The analysts seem to be in agreement with William Quandt of the Brookings institution, who predicted in a lecture in Tel Aviv Sunday that Hussein would shortly announce his intention to join the peace process. Quandt was the National Security Council’s Mideast expert in the Carter Administration.

That possibility received further support today from Sen, Paul Tsongas (D. Mass.) who is currently visiting the region. He told reporters at Kibbutz Afikim that “specifically, a decision has been made (by Jordan) to negotiate as soon as the environment is correct.”

Tsongas said he was informed of this in conversations with top Egyptian leaders in Cairo earlier this week.
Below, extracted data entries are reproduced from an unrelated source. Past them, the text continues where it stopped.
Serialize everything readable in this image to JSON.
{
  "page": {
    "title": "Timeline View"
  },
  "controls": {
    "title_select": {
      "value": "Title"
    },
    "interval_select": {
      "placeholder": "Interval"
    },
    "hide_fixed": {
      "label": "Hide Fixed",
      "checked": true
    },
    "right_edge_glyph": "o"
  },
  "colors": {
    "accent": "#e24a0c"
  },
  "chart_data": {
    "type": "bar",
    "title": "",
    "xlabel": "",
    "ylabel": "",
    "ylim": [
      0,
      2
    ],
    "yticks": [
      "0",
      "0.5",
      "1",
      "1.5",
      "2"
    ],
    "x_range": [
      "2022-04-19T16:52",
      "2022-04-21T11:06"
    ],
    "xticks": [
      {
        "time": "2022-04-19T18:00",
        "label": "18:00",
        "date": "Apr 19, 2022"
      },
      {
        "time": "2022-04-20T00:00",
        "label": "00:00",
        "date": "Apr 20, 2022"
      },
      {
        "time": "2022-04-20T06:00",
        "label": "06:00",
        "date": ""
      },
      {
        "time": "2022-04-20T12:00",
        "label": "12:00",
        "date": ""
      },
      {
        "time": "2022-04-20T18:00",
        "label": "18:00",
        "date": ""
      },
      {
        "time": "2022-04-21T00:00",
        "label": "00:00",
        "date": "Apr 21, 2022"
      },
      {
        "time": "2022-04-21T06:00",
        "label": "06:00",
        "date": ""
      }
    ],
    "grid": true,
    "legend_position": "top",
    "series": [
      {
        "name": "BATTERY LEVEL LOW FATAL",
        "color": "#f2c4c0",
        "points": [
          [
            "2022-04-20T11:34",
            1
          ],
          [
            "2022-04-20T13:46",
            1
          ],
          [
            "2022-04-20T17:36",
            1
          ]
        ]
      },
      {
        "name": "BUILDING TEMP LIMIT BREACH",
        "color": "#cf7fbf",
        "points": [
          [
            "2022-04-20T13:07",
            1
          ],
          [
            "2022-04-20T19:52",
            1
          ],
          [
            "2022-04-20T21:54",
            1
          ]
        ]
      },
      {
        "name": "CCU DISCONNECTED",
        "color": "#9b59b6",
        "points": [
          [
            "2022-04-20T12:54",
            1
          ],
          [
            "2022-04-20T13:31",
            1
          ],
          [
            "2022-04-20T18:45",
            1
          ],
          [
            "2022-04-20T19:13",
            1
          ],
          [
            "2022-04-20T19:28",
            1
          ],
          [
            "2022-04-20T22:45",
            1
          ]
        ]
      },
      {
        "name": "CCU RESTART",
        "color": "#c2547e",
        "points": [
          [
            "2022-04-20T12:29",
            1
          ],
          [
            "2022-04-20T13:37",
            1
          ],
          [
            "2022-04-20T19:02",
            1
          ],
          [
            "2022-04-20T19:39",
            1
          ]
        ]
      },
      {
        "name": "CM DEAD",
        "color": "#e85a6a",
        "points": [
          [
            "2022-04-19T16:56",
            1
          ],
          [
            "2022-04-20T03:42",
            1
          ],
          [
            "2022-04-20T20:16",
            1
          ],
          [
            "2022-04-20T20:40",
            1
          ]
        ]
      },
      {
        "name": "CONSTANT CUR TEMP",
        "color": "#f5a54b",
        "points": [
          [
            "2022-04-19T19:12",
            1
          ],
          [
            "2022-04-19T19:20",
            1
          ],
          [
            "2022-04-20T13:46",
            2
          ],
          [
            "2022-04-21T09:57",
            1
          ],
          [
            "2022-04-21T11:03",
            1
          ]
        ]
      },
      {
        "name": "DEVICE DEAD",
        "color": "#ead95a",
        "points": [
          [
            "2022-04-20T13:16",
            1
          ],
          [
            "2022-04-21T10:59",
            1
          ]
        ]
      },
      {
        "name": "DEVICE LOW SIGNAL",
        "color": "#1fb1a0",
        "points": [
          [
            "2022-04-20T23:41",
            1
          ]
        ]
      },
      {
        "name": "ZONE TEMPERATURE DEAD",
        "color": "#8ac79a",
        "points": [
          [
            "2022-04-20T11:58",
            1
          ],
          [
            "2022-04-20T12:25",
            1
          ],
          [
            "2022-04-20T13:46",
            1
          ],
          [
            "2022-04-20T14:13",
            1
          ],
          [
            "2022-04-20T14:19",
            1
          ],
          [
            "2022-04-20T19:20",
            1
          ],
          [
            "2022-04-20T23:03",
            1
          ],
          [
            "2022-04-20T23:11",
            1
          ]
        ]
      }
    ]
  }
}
The “most important part” of the “correct environment” is the situation in Lebanon, according to Tsongas who went to Amman today for talks with Hussein and Crown Prince Hassan and will be back in Israel Friday for a meeting with Premier Menachem Begin.

HUSSEIN TO MEET AGAIN WITH REAGAN

According to Israeli analysis, Palestine Liberation Organization chief Yasir Arafat will continue to insist publicly that he has given Hussein no mandate to negotiate on behalf of the Palestinians. Privately, however, the two men will have reached an understanding, the nature of which Hussein is expected to convey to Reagan and Secretary of State George Shultz when he makes a return visit to Washington later this month or early in February.

The Jordanian ruler is expected to visit the White House again before Begin’s visit which is now scheduled for the third week of February. Begin was to have met with Reagan last November but was forced to cancel because of the death of his wife, Aliza.

Quandt, who met with Hussein before coming to Israel, said the King would seek to obtain maximum support from other Arab leaders before entering the peace talks. He also said he was more optimistic over the prospects of the talks getting under way than he was for their successful outcome.

Israeli Foreign Minister Yitzhak Shamir warned last night that if Hussein entered talks with Israel under an all-Arab mandate, his proposals would be unacceptable “even to the most moderate Israeli.”

Addressing the sixth international convention of Bnei Akiva, the youth movement affiliated with the National Religious Party, Shamir said Israel’s experience showed there could be peace with an Arab state only when the state freed itself from pan-Arab pressures, as the late President Anwar Sadat of Egypt had done in 1977. According to Shamir, in terms of hopes for peace, an Arab “mandate” or a PLO “mandate” was “an illusion.”

Shamir claimed that over the years, Hussein’s position over territorial compromise, in secret contacts with Israelis, was always “not an inch.” The Foreign Minister implied strongly that this was also Israel’s position. Israel has “no need for such slogans,” he told his audience of Orthodox youth.

“We say Eretz Israel (land of Israel) and I don’t have to tell you in Bnei Akiva what that means,” he declared to wild applause. “We learned about it, we yearned for it, we lived it and we shall live it in the future. We shall settle it and it shall all of it be ours.”